Passarinho na Gaiola, quando canta é de tristeza
(…)
Passarinho que vive longe do ninho, seu prazer não existe
https://soundcloud.com/adiel-luna/passarinho-na-gaiola

De acordo com Beto – que concedeu essa primeira entrevista na varanda da sua casa no bairro dos Torrões, Zona Oeste do Recife, ao som dos passarinhos cantando engaiolados, imitando a saudosa natureza sertaneja (ouvir áudio do SoundCloud https://soundcloud.com/umapinoia/beto-da-oara-entrevista) -, ele foi lá para ver como era a situação da banda. “Comecei a ensaiar com a banda, notando um atraso danado”, conta ele. O que Beto queria mesmo era ver que músicos serviam aos seus planos de montar uma orquestra na cidade de Arcoverde.
Político que é (foi, posteriormente, vereador, vice-prefeito e prefeito de Arcoverde), a primeira apresentação não tardou a acontecer. Os diretores de Clubes já o conheciam desde o carnaval anterior, quando tocou com a Orquestra de Serra Talhada, mas agora Beto residia no município. “Um diretor mandou me chamar”, se lembra, e arremeda: “A gente vai fazer um carnaval aqui e tamos precisando de uma orquestra. Você tem condições de fazer uma orquestra? Tem onde buscar músicos?”
Foi em Carnaíba buscar reforços pois não podia, ainda, contar com os músicos da Banda Municipal de Arcoverde para empreitada da Folia de Momo pois “o maestro da banda era um sargento aposentado, velho e cangaceiro”. Não deu certo; os músicos não poderiam viajar para Arcoverde e Beto voltou de trem com as mãos abandando. Novamente bateu a poeira da roupa e, antes que pudesse admitir o fracasso – a frustração de não-mão-de-obra sonora para a realização de um show no Carnaval de Arcoverde, pois os músicos de Carnaíba já estavam comprometidos com o Carnaval de sua própria cidade – uma luz:

– Beto só você salva a situação da gente – disse um dos músicos da banda municipal de Arcoverde, assim que o músico chegou – O maestro botou uma proposta alta, o clube não aceitou e a gente está tudo desempregado, porque ele contratou uma orquestra lá do Recife. Você não tem condição de amparar a gente, não?
– Mas rapaz, eu tenho que voltar a Carnaíba para desfazer tudo – mentiu Beto, segundo ele, “para valorizar o negócio”.

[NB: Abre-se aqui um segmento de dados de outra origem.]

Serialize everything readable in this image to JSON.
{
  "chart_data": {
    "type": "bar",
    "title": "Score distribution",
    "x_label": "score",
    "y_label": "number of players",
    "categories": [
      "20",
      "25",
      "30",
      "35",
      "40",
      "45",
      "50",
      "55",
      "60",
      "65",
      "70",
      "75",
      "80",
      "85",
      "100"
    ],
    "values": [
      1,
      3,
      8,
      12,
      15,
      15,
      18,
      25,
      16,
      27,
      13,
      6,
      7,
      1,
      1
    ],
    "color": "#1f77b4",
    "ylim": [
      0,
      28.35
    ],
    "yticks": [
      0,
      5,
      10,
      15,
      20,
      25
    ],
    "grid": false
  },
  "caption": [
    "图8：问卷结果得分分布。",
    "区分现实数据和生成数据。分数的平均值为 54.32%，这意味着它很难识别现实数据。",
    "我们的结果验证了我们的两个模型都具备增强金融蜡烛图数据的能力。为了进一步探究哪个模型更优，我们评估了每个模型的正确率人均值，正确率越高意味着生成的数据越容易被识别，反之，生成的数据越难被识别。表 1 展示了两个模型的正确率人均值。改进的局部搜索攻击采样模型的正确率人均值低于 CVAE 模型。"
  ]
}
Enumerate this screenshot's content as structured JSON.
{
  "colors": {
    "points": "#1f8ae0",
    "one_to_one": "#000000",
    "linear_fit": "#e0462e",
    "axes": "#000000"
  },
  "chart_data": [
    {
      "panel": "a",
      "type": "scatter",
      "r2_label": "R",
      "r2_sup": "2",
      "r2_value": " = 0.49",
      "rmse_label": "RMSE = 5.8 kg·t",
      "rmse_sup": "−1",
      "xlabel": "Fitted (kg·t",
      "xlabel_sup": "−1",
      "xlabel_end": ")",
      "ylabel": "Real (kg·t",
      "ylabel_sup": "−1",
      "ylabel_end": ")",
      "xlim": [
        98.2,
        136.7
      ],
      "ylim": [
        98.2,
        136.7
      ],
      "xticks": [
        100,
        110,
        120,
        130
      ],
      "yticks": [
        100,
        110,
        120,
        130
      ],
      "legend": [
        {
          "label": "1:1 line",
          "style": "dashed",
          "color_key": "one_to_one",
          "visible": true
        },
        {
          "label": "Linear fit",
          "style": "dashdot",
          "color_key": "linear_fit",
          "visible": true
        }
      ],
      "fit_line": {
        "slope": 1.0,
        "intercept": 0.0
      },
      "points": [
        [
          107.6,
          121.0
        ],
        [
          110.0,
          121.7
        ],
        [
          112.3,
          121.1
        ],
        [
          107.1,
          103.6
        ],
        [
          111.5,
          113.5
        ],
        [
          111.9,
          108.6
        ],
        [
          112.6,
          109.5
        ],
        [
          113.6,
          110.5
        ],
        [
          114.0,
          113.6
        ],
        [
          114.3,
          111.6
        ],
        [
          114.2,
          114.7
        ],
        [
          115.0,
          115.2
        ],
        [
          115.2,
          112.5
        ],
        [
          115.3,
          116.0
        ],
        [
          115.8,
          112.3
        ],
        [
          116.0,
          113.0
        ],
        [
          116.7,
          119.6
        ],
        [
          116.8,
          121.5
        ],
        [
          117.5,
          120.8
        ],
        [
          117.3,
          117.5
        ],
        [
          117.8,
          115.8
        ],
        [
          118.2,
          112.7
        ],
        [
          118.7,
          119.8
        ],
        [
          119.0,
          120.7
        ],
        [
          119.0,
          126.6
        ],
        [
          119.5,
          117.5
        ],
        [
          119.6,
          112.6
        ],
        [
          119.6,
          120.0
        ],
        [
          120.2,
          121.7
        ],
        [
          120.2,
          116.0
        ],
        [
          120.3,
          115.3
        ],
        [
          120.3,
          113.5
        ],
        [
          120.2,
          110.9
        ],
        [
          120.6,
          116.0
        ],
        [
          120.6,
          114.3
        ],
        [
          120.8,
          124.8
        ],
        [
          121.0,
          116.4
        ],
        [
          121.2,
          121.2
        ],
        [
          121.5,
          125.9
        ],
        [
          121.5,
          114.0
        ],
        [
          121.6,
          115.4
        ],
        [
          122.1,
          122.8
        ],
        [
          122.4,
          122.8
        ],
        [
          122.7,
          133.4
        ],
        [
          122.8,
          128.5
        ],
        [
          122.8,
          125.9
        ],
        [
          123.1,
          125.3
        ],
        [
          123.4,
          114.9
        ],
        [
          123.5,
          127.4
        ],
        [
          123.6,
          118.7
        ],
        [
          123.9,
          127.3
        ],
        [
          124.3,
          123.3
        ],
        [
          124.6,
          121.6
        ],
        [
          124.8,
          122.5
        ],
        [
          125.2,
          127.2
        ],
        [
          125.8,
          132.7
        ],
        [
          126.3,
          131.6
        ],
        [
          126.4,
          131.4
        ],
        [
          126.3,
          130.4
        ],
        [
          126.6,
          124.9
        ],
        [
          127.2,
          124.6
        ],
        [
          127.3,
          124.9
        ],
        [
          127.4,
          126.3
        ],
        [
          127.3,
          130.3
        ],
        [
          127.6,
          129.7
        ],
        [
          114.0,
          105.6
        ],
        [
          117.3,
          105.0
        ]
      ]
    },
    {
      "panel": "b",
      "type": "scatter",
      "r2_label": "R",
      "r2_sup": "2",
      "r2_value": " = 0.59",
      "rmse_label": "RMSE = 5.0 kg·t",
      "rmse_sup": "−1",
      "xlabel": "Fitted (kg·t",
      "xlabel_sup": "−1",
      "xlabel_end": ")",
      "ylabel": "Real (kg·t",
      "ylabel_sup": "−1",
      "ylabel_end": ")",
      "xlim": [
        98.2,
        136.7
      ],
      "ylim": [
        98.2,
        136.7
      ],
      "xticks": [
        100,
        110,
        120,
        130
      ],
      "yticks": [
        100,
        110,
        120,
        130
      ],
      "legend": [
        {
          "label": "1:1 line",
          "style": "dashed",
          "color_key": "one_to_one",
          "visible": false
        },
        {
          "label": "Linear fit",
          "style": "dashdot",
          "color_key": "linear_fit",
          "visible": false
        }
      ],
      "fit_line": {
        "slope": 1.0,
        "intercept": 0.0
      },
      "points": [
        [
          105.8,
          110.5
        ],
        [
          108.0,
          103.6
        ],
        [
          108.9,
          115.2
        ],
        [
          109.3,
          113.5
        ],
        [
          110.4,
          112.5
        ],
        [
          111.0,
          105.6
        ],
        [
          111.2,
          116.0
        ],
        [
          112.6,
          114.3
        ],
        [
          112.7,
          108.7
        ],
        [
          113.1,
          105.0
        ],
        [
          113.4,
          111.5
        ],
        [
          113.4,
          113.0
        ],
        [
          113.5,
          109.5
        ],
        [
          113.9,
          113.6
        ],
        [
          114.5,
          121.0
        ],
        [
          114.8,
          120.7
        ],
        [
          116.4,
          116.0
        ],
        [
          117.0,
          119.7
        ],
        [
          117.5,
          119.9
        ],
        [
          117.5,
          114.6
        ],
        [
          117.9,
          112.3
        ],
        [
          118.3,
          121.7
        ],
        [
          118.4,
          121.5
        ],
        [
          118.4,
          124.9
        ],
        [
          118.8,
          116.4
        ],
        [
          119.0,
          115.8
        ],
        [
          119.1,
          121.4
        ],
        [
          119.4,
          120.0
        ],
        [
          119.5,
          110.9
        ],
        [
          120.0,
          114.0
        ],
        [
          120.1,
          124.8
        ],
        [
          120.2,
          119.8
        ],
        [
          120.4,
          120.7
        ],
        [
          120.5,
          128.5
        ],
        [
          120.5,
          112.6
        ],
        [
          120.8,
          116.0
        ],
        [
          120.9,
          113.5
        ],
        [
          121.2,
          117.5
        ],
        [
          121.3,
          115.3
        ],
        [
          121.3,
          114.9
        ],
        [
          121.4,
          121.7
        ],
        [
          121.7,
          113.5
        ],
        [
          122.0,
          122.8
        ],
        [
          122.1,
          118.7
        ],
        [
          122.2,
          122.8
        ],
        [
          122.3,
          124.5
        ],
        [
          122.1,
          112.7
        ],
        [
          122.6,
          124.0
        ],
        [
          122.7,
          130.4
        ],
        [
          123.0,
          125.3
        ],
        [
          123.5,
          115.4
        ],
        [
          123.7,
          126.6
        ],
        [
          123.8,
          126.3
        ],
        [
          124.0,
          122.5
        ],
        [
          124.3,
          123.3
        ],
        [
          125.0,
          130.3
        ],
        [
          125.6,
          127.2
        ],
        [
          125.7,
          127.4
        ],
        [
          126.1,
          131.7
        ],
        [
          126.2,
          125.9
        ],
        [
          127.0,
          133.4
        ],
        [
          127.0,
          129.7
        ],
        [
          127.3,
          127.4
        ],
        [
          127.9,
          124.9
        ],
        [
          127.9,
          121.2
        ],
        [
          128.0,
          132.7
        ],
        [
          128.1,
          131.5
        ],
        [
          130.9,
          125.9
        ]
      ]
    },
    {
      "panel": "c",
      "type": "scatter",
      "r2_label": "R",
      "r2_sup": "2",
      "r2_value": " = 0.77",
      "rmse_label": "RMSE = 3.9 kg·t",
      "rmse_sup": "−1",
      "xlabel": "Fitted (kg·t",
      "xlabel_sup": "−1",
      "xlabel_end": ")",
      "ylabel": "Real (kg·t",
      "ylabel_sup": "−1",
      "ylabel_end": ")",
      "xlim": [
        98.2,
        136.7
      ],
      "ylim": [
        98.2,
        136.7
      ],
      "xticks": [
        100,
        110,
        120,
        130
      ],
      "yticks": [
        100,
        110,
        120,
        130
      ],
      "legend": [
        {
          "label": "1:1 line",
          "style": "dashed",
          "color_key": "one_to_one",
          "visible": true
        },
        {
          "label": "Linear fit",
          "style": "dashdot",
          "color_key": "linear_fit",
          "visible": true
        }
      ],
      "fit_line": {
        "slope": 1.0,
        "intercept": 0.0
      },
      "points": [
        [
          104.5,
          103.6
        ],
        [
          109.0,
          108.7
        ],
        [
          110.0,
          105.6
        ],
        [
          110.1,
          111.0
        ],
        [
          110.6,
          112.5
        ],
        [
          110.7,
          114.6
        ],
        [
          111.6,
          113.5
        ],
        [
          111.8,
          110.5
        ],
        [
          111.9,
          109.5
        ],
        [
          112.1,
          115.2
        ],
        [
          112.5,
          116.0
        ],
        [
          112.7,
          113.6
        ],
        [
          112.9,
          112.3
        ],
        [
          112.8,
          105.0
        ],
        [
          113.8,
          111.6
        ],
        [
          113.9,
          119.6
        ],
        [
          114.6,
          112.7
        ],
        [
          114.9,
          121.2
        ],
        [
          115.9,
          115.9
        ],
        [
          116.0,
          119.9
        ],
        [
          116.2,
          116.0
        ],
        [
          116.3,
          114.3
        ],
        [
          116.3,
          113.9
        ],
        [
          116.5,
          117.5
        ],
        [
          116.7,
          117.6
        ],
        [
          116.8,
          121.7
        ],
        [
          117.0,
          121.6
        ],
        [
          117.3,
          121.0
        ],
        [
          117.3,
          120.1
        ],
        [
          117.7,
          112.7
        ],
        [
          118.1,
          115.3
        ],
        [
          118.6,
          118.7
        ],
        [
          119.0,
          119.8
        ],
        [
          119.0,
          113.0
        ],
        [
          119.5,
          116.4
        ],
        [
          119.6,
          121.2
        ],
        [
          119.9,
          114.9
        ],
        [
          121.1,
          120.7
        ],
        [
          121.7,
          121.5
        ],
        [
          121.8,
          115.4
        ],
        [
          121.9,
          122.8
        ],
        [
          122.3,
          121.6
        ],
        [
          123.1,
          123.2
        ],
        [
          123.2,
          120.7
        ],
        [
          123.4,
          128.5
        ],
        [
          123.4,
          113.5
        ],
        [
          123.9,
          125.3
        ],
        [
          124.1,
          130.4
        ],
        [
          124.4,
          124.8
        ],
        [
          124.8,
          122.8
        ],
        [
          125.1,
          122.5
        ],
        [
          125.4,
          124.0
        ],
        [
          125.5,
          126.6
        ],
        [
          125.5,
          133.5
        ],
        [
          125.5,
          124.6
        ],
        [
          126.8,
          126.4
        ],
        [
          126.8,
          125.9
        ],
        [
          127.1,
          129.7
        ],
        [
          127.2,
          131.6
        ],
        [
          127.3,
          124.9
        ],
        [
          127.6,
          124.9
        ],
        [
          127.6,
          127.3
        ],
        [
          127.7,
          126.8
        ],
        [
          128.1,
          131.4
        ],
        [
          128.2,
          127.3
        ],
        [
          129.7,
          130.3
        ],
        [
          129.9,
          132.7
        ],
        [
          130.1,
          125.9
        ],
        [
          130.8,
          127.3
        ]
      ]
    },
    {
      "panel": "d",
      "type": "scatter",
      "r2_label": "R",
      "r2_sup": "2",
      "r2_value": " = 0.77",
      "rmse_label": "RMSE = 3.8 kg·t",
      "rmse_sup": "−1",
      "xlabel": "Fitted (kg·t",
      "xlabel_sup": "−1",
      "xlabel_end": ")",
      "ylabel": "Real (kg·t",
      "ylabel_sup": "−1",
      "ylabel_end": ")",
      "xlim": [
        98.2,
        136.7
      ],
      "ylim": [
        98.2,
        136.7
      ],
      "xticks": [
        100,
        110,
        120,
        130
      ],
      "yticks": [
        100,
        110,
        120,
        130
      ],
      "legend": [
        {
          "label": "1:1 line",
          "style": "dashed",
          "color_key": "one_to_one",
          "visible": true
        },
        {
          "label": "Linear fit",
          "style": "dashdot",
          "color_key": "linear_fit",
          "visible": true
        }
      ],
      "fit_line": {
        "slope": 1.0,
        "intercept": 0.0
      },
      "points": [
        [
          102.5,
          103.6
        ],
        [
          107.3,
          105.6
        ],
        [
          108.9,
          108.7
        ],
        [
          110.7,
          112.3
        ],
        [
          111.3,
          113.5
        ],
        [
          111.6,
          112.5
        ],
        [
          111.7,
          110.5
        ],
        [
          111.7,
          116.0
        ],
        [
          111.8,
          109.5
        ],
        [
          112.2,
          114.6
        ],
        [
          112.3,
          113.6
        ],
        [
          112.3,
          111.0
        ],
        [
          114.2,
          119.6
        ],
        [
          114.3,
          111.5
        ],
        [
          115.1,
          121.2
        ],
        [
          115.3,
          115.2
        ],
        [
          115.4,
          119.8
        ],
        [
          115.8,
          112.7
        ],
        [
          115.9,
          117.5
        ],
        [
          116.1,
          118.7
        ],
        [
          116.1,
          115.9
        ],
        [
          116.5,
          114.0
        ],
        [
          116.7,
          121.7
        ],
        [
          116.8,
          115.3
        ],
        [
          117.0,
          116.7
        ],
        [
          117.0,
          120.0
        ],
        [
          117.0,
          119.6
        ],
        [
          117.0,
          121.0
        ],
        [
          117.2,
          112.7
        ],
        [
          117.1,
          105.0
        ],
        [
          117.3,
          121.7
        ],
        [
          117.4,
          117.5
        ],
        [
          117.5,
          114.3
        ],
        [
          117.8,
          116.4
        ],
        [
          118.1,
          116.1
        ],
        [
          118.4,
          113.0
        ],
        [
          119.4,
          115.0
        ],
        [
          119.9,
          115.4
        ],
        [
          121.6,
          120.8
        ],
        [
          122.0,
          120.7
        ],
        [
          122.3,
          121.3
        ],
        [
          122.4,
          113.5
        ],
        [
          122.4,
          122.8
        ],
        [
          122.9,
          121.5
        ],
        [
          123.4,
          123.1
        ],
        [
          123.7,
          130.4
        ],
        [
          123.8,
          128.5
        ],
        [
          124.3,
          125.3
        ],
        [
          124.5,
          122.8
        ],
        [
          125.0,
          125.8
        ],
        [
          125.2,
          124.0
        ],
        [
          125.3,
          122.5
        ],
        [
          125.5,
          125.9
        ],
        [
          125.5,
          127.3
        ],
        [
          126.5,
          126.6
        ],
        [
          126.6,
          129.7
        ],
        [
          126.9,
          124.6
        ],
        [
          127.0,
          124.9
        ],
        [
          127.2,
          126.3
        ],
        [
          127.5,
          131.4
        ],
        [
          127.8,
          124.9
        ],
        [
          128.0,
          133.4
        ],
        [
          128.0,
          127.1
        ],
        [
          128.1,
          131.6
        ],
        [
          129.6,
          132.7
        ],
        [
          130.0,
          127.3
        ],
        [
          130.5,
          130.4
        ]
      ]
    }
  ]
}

Ele fez que foi; mas não. No dia seguinte, chamou todo mundo lá para assinar o contrato. Depois de muitos ensaios e alguns embates com maestro-sargento-cangaceiro, que resistiu à adesão, aconteceu Baile de Carnaval. “Um sucesso.” Depois disso, Beto conversou com os músicos sobre a vontade de montar uma orquestra, dizendo que já estava tudo arranjado, e fez o convite:

– Se vocês qiserem, eu vou fazer uma orquestra ­- disse Beto, após pagar o cachês dos músicos – Assumi o compromisso com o coletor e vou fazer. Se vocês não quiserem, eu vou buscar os músicos de Carnaíba.
– Mas tá doido, a gente vai ficar com você! – respondeu um, por todos os músicos.

No dia 28 de outubro de 1958, a Orquestra Arcoverdense de Ritmos Americanos fazia o seu primeiro baile, rodopiando vestidos e ritmando sapatos, no meio do salão do Esporte Clube de Arcoverde.